- Born: November 16, 1958 (age 66) Toronto, Ontario, Canada
- Occupation: conductor
- Awards: Order of Ontario

= Noel Edison =

Canadian conductor

Noel Edison (born November 16, 1958) is a Canadian conductor. He is currently the conductor of the Edison Singers.

Born in Toronto, Ontario, the son of George and Marian Clarissa (Frost), Edison graduated from Jarvis Collegiate in 1978 and Wilfrid Laurier University in 1985. He then moved to Elora, Ontario to study piano with Victor Martins. He studied conducting with Robert Shaw, Helmuth Rilling, Sir David Willcocks, Wayne Riddle and John Alldis. In 1997, he was appointed conductor of the Toronto Mendelssohn Choir.

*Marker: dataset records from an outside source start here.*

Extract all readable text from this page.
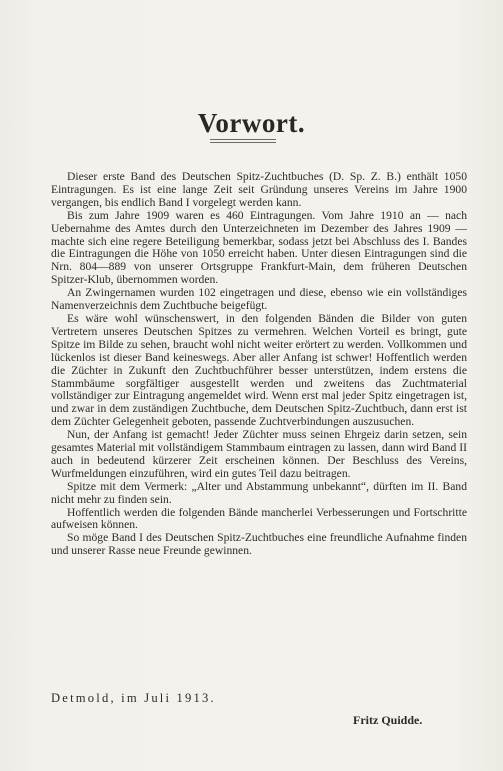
Vorwort.

Dieser erste Band des Deutschen Spitz-Zuchtbuches (D. Sp. Z. B.) enthält 1050 Eintragungen. Es ist eine lange Zeit seit Gründung unseres Vereins im Jahre 1900 vergangen, bis endlich Band I vorgelegt werden kann.

Bis zum Jahre 1909 waren es 460 Eintragungen. Vom Jahre 1910 an — nach Uebernahme des Amtes durch den Unterzeichneten im Dezember des Jahres 1909 — machte sich eine regere Beteiligung bemerkbar, sodass jetzt bei Abschluss des I. Bandes die Eintragungen die Höhe von 1050 erreicht haben. Unter diesen Eintragungen sind die Nrn. 804—889 von unserer Ortsgruppe Frankfurt-Main, dem früheren Deutschen Spitzer-Klub, übernommen worden.

An Zwingernamen wurden 102 eingetragen und diese, ebenso wie ein vollständiges Namenverzeichnis dem Zuchtbuche beigefügt.

Es wäre wohl wünschenswert, in den folgenden Bänden die Bilder von guten Vertretern unseres Deutschen Spitzes zu vermehren. Welchen Vorteil es bringt, gute Spitze im Bilde zu sehen, braucht wohl nicht weiter erörtert zu werden. Vollkommen und lückenlos ist dieser Band keineswegs. Aber aller Anfang ist schwer! Hoffentlich werden die Züchter in Zukunft den Zuchtbuchführer besser unterstützen, indem erstens die Stammbäume sorgfältiger ausgestellt werden und zweitens das Zuchtmaterial vollständiger zur Eintragung angemeldet wird. Wenn erst mal jeder Spitz eingetragen ist, und zwar in dem zuständigen Zuchtbuche, dem Deutschen Spitz-Zuchtbuch, dann erst ist dem Züchter Gelegenheit geboten, passende Zuchtverbindungen auszusuchen.

Nun, der Anfang ist gemacht! Jeder Züchter muss seinen Ehrgeiz darin setzen, sein gesamtes Material mit vollständigem Stammbaum eintragen zu lassen, dann wird Band II auch in bedeutend kürzerer Zeit erscheinen können. Der Beschluss des Vereins, Wurfmeldungen einzuführen, wird ein gutes Teil dazu beitragen.

Spitze mit dem Vermerk: „Alter und Abstammung unbekannt“, dürften im II. Band nicht mehr zu finden sein.

Hoffentlich werden die folgenden Bände mancherlei Verbesserungen und Fortschritte aufweisen können.

So möge Band I des Deutschen Spitz-Zuchtbuches eine freundliche Aufnahme finden und unserer Rasse neue Freunde gewinnen.

Detmold, im Juli 1913.
Fritz Quidde.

In 2002, Edison was awarded an honorary Doctor of Music by the University of Guelph. In 2009, Edison was made a member of the Order of Ontario.

Allegations of sexual misconduct against Edison surfaced in February 2018, prompting both the Toronto Mendelssohn Choir and the Elora Singers to place him on leave pending investigation. Results of a third-party investigation ended in Edison's being relieved of his leadership duties of both The Elora Festival and The Elora Singers, in mid-April 2018. The Toronto Mendelssohn Choir and St. John's Elora also chose to let Edison go based on their own investigation during the spring of 2018.

In March 2019, Edison announced auditions for a new professional choral ensemble called The Edison Singers. For the first three seasons, he plans three concerts (nine performances) and two recordings with Naxos.